The combined organic layers were washed with water and saturated sodium chloride, and dried over sodium sulfate. Preferably, R contains from about 3 to about 50 carbon atoms, and even more preferably, R contains from about 3 to about 10 carbon atoms. The conjugates of the invention exhibit higher drug loading characteristics when compared to their linear polymer-based counterparts, thus lowering the total dosage weight needed to treat a particular disease state. Oligomer compositions possessing a well-defined mixture of oligomers i. Focusing on organic cores derived from polyols or polya ines, although the number of intervening atoms between each hydroxyl or amino group will vary, preferred cores are those having a length of from about 1 to about 20 intervening core atoms, such as carbon atoms, between each hydroxyl or amino group, preferably from about 1 to about 5. Molecular weight in the context of a water soluble polymer of the invention, such as PEG, can be expressed as either a number average molecular weight or a weight average molecular weight.

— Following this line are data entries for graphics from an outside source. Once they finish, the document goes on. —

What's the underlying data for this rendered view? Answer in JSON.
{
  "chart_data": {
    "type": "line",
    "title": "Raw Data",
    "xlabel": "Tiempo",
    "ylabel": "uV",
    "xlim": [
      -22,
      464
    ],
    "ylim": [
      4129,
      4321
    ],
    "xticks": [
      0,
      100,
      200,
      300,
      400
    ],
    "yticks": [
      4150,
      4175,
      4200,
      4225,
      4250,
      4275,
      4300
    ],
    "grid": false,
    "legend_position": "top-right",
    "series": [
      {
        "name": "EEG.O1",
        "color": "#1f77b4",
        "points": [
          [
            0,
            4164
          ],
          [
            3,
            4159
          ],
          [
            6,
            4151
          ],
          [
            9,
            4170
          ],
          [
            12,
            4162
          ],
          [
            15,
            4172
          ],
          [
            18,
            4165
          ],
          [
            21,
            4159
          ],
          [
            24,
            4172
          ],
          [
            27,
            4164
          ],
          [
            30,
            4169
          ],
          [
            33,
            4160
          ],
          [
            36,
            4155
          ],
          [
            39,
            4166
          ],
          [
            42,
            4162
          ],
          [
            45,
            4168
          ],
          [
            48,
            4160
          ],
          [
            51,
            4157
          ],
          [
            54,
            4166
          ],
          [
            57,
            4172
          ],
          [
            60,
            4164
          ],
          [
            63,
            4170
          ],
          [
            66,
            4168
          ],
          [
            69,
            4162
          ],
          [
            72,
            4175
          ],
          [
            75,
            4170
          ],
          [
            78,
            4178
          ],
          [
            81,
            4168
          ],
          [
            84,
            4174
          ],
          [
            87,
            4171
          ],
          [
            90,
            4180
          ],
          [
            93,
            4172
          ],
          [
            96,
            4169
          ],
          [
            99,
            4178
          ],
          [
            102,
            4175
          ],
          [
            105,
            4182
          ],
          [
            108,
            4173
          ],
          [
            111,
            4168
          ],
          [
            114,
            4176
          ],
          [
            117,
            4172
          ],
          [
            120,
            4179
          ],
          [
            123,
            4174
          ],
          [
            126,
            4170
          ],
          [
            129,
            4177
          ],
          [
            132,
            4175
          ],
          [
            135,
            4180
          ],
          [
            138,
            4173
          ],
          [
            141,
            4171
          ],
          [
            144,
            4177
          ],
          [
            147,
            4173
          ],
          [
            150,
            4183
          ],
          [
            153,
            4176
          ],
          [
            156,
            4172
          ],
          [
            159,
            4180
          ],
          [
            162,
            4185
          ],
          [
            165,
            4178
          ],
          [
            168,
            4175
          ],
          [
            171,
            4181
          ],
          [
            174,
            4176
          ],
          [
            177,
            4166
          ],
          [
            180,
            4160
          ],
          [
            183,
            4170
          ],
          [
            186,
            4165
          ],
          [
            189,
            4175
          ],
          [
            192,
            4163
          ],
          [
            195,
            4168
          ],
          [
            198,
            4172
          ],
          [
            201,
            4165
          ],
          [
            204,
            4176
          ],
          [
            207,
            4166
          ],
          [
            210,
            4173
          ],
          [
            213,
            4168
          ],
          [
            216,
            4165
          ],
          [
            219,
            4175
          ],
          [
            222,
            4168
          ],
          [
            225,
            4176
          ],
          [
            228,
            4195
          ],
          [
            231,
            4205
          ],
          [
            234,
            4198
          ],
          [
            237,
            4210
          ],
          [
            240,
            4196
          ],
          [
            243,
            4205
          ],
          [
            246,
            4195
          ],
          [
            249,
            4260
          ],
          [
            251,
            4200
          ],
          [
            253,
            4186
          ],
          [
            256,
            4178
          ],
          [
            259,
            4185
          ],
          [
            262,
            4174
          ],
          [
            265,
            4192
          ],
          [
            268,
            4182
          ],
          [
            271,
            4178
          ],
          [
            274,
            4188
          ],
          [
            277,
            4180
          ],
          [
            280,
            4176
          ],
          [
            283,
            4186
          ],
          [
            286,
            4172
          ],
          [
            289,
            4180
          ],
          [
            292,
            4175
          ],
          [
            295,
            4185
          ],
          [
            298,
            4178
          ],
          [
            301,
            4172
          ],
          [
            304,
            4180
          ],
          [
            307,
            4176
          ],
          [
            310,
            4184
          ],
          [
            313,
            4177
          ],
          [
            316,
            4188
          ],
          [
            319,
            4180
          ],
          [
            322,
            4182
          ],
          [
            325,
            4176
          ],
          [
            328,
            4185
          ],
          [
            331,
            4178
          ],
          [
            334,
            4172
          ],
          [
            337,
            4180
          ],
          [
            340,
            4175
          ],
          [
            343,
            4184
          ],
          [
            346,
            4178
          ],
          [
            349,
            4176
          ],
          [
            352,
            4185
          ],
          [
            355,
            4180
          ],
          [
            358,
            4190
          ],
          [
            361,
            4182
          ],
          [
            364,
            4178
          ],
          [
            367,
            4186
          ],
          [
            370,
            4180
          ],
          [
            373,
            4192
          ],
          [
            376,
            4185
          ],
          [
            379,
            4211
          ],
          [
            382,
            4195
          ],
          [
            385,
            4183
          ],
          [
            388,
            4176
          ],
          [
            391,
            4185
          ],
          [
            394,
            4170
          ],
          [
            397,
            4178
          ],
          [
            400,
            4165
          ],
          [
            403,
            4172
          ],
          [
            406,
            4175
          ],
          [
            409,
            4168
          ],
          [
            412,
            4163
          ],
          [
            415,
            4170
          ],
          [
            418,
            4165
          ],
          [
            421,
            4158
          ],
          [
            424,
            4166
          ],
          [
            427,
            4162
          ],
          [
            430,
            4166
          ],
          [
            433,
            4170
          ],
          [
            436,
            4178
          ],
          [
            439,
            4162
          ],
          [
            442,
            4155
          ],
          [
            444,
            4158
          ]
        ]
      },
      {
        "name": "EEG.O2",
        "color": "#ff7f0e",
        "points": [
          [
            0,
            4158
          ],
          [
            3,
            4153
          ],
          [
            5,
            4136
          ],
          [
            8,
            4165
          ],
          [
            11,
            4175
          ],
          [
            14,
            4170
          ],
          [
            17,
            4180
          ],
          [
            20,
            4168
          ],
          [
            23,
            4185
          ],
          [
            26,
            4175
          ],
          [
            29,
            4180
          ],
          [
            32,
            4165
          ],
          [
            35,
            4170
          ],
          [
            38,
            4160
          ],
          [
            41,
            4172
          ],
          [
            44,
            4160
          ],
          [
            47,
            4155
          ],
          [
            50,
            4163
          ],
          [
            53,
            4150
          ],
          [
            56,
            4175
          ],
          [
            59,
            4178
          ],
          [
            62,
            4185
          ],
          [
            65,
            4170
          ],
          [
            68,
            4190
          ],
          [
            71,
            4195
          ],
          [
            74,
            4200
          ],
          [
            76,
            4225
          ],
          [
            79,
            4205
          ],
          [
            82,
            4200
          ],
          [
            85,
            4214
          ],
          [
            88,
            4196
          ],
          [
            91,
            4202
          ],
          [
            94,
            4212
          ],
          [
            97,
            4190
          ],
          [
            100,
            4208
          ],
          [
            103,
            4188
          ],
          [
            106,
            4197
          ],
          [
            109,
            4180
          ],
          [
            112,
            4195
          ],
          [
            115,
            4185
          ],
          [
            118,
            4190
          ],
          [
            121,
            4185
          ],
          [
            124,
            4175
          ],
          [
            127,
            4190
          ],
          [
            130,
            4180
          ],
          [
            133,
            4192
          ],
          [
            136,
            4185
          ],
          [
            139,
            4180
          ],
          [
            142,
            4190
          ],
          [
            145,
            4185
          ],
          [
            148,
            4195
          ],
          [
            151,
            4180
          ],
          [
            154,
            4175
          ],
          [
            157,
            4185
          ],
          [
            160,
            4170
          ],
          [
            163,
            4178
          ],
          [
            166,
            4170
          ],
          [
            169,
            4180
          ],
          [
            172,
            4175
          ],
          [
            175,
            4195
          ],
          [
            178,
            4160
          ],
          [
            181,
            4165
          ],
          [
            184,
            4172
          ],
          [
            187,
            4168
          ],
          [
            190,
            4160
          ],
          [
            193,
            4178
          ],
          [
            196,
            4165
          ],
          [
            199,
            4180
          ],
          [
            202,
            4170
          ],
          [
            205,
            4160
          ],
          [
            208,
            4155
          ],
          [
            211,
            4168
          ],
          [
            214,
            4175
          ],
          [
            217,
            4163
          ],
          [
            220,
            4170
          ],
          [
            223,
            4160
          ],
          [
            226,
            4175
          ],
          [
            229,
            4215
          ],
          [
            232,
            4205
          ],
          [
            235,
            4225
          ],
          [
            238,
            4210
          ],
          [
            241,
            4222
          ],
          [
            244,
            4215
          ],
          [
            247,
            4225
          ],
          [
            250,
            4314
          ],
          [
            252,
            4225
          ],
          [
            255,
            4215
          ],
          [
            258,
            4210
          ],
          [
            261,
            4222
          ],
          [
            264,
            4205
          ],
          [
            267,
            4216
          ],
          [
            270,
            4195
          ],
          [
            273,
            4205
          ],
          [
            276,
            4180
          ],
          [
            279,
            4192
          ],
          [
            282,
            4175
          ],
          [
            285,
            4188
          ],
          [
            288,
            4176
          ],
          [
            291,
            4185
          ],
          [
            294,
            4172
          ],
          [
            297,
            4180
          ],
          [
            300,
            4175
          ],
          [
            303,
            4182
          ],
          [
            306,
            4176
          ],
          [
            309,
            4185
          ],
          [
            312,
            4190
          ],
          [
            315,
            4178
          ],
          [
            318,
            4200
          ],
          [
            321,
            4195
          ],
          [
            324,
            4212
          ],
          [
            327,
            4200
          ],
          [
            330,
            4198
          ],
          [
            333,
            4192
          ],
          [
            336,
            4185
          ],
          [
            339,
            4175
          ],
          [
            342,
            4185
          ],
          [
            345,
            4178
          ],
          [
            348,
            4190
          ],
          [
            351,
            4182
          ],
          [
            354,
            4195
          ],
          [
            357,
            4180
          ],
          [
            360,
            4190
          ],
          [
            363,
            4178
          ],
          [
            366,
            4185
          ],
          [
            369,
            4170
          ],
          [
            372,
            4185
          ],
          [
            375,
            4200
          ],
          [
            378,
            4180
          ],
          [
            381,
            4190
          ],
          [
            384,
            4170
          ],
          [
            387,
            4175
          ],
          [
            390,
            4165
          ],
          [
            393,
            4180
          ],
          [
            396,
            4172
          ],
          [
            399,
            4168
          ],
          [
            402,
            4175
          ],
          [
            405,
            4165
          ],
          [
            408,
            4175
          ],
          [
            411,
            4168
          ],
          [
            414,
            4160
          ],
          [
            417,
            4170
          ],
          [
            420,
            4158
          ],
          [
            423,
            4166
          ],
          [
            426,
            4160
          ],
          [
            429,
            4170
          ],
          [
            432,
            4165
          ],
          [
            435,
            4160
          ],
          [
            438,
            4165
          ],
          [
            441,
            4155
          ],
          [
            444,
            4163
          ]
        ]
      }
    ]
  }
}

Exemplary phospholipids include, without limitation, phosphatidylcholines, phospatidylserine, phospatidylinositol, phospatidylglycerol, and phospatidylethanolamine. Hydrolysis rates of representative chemical bonds can be found in most standard chemistry textbooks. Alternately or in addition, the method includes the step of purifying the oligomer once it is formed. In one embodiment involving formation of a maleimide group from a Diels-Alder adduct prior to reaction with a polymer, the method comprises: i providing a linker molecule comprising a hydrocarbon chain, the hydrocarbon chain comprising a bivalent saturated cycloalkyl group, an alkylene group, or a combination thereof, and having a total number of carbons ranging from 1 to about 30; ii reacting the linker molecule with a Diels-Alder adduct comprising a polycyclic imide ring or a polycyclic anhydride ring to form a Diels-Alder adduct linker; iii treating the Diels-Alder linker under conditions sufficient to initiate a retro Diels-Alder reaction, optionally in the presence of a reactive dienophile, wherein a diene is released from the Diels-Alder adduct to form a maleimide functionalized linker; and iv reacting a water soluble and non-peptidic polymer with the maleimide functionalized linker to form a maleimide functionalized polymer. C,
Preferred oligomers used in connection with the present invention are homo-oligomers. Preferred oligomers used in connection with present the invention are homo-oligomers. Again, chromatography is not a viable option because of the sensitivity of the maleimide group to the functional groups of the ion exchange column. Thus, using techniques well known in the art, the oligomer can be functionalized to include a reactive group e. Such a linkage requires the action of one or more enzymes to effect degradation. A non-naturally occurring polymer of the invention may however contain one or more subunits or segments of subunits that are naturally occurring, so long as the overall polymer structure is not found in nature.
The laminated structure can contain a single reservoir, or it can contain multiple reservoirs. However, preliminary experiments have suggested that BWU86 may produce an increase in hyperactivity, including convulsions Comer, S. In addition, the term "active agent" is intended to encompass the active agent prior to conjugation as well as the active agent "residue" following conjugation.